The concept of dispensing food from carts is certainly not unique to New Brunswick, although the locale may have been significantly responsible for popularizing the practice as of late. They're all over the place in West Philadelphia, and the concept has spread in recent years to New York City, Los Angeles, and other metro locales.

More distressing, by far, has been the flurry of imitators specifically seeking to capitalize on the Fat Sandwiches. First Princeton stole our cannon, and now they have stolen our dignity. The authentic Grease Trucks have branched out to the likes of State College (boooooo) and Morgantown, leaving mind-numbing lawsuits in their wake (no doubt the inevitable result of their naked treason), on top of the expected flurry of visits to local cardiologists and coroners. You'd think that any lawsuit citing Wikipedia would not have much of a case, but Mr. C's later skipped town in Happy Valley following Are U Hungry dropping their case. Now I know why the Europeans don't want us making Champagne and parmesan cheese.
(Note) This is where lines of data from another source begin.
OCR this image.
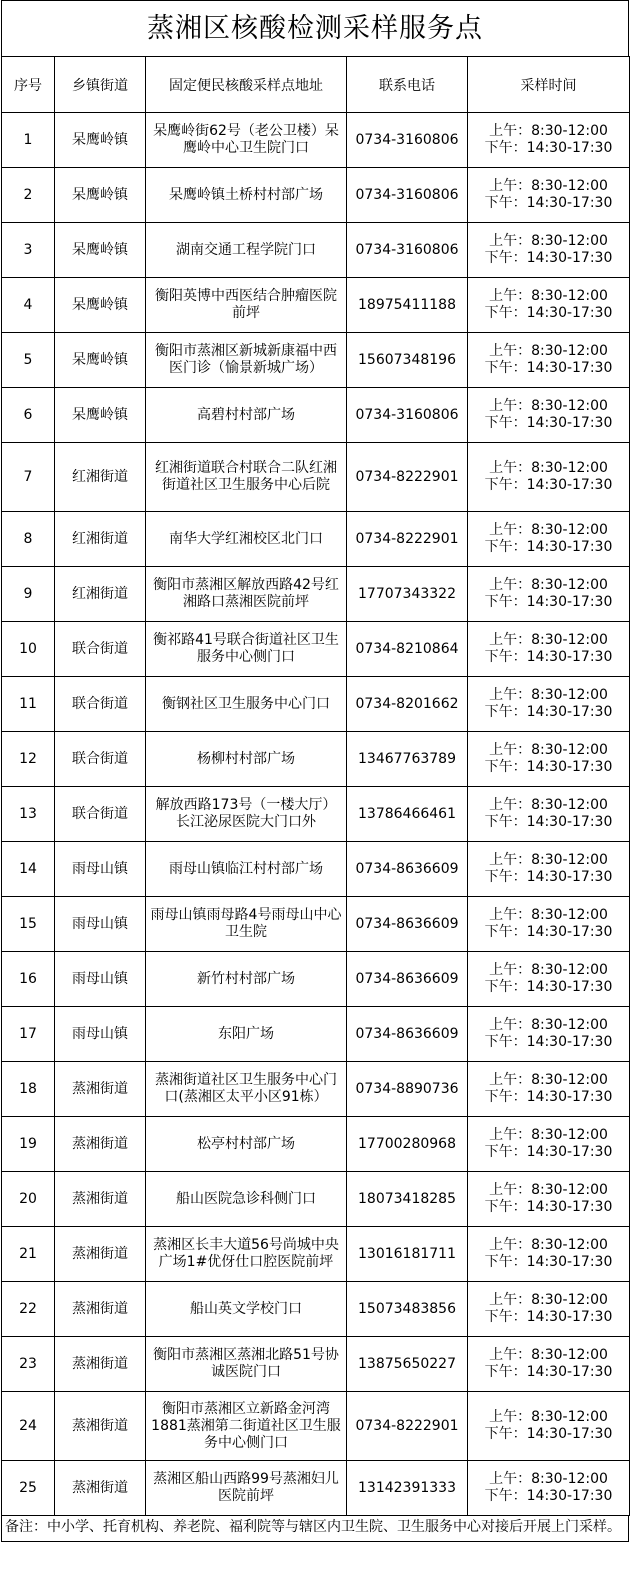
蒸湘区核酸检测采样服务点
序号	乡镇街道	固定便民核酸采样点地址	联系电话	采样时间
1	呆鹰岭镇	呆鹰岭街62号（老公卫楼）呆鹰岭中心卫生院门口	0734-3160806	上午：8:30-12:00
下午：14:30-17:30

2	呆鹰岭镇	呆鹰岭镇土桥村村部广场	0734-3160806	上午：8:30-12:00
下午：14:30-17:30

3	呆鹰岭镇	湖南交通工程学院门口	0734-3160806	上午：8:30-12:00
下午：14:30-17:30

4	呆鹰岭镇	衡阳英博中西医结合肿瘤医院前坪	18975411188	上午：8:30-12:00
下午：14:30-17:30

5	呆鹰岭镇	衡阳市蒸湘区新城新康福中西医门诊（愉景新城广场）	15607348196	上午：8:30-12:00
下午：14:30-17:30

6	呆鹰岭镇	高碧村村部广场	0734-3160806	上午：8:30-12:00
下午：14:30-17:30

7	红湘街道	红湘街道联合村联合二队红湘街道社区卫生服务中心后院	0734-8222901	上午：8:30-12:00
下午：14:30-17:30

8	红湘街道	南华大学红湘校区北门口	0734-8222901	上午：8:30-12:00
下午：14:30-17:30

9	红湘街道	衡阳市蒸湘区解放西路42号红湘路口蒸湘医院前坪	17707343322	上午：8:30-12:00
下午：14:30-17:30

10	联合街道	衡祁路41号联合街道社区卫生服务中心侧门口	0734-8210864	上午：8:30-12:00
下午：14:30-17:30

11	联合街道	衡钢社区卫生服务中心门口	0734-8201662	上午：8:30-12:00
下午：14:30-17:30

12	联合街道	杨柳村村部广场	13467763789	上午：8:30-12:00
下午：14:30-17:30

13	联合街道	解放西路173号（一楼大厅）长江泌尿医院大门口外	13786466461	上午：8:30-12:00
下午：14:30-17:30

14	雨母山镇	雨母山镇临江村村部广场	0734-8636609	上午：8:30-12:00
下午：14:30-17:30

15	雨母山镇	雨母山镇雨母路4号雨母山中心卫生院	0734-8636609	上午：8:30-12:00
下午：14:30-17:30

16	雨母山镇	新竹村村部广场	0734-8636609	上午：8:30-12:00
下午：14:30-17:30

17	雨母山镇	东阳广场	0734-8636609	上午：8:30-12:00
下午：14:30-17:30

18	蒸湘街道	蒸湘街道社区卫生服务中心门口(蒸湘区太平小区91栋）	0734-8890736	上午：8:30-12:00
下午：14:30-17:30

19	蒸湘街道	松亭村村部广场	17700280968	上午：8:30-12:00
下午：14:30-17:30

20	蒸湘街道	船山医院急诊科侧门口	18073418285	上午：8:30-12:00
下午：14:30-17:30

21	蒸湘街道	蒸湘区长丰大道56号尚城中央广场1#优伢仕口腔医院前坪	13016181711	上午：8:30-12:00
下午：14:30-17:30

22	蒸湘街道	船山英文学校门口	15073483856	上午：8:30-12:00
下午：14:30-17:30

23	蒸湘街道	衡阳市蒸湘区蒸湘北路51号协诚医院门口	13875650227	上午：8:30-12:00
下午：14:30-17:30

24	蒸湘街道	衡阳市蒸湘区立新路金河湾1881蒸湘第二街道社区卫生服务中心侧门口	0734-8222901	上午：8:30-12:00
下午：14:30-17:30

25	蒸湘街道	蒸湘区船山西路99号蒸湘妇儿医院前坪	13142391333	上午：8:30-12:00
下午：14:30-17:30
备注：中小学、托育机构、养老院、福利院等与辖区内卫生院、卫生服务中心对接后开展上门采样。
Nevermind all that; but what of the (relatively speaking), tried and true originals, right here, at home in New Brunswick? The 2003 proposed campus master plan includes (desperately needed) new academic buildings at the spot of the current Grease Truck and faculty lot. Two years later, university administrators announced an ambitious, long-term plan aimed at fully redesigning the College Avenue campus. Whittling down interested design firms to five finalists, RU ultimately passed on a proposed Grease Trucks Plaza (complete with "stealth bees" planned to replace the campus's ubiquitous travelling accordion buses), in favor of TEN's "A New Vision for the College Avenue Campus".

According to the Targum,

The design Norten submitted featured a large, cylindrical glass building, surrounded by sprawling lawns. A building would feature a look out onto the Raritan River, via an underground dining hall with a view. The design also featured houses for visiting faculty.

The Grease Trucks are in no immediate danger, although they will soon be shadowed by the new Gateway Building. You can (partially) thank the school's recent fiscal limitations for that. The first phase of campus renovation, including a partial greening, is going forward in the meantime. Land in New Brunswick is scarce; whether that lot ultimately ends up in DEVCO's crosshairs is anyone's guess.

Dividing by zero

I'm still not anywhere closer to understanding these assumptions than when I first started thinking about them in earnest. There are just those core, fundamental issues where everyone has differing base intuitions, learned at mother's knee, about lightning rod topics, and they'll have to agree to disagree. It's improper to talk about politics, or religion, or dead infants in polite conversation. If I have accomplished anything here, I hope that it has been to convince you, the reader, that the Grease Trucks too must be moved off the table, so to speak.

It's contrary to the notion of typing three thousand plus words about the topic, but their continued appeal is not offensive to me in the slightest. They're not hurting any one (well, you shouldn't be eating them after your metabolism goes, but what the hell). Platitudes abound, choice and individual preference and opinion are both good, necessary, and inevitable. For instance, believe it or not, there are an increasingly dwindling group of neanderthals out there who don't believe that Rutgers football totally rocks their socks. And they are wrong.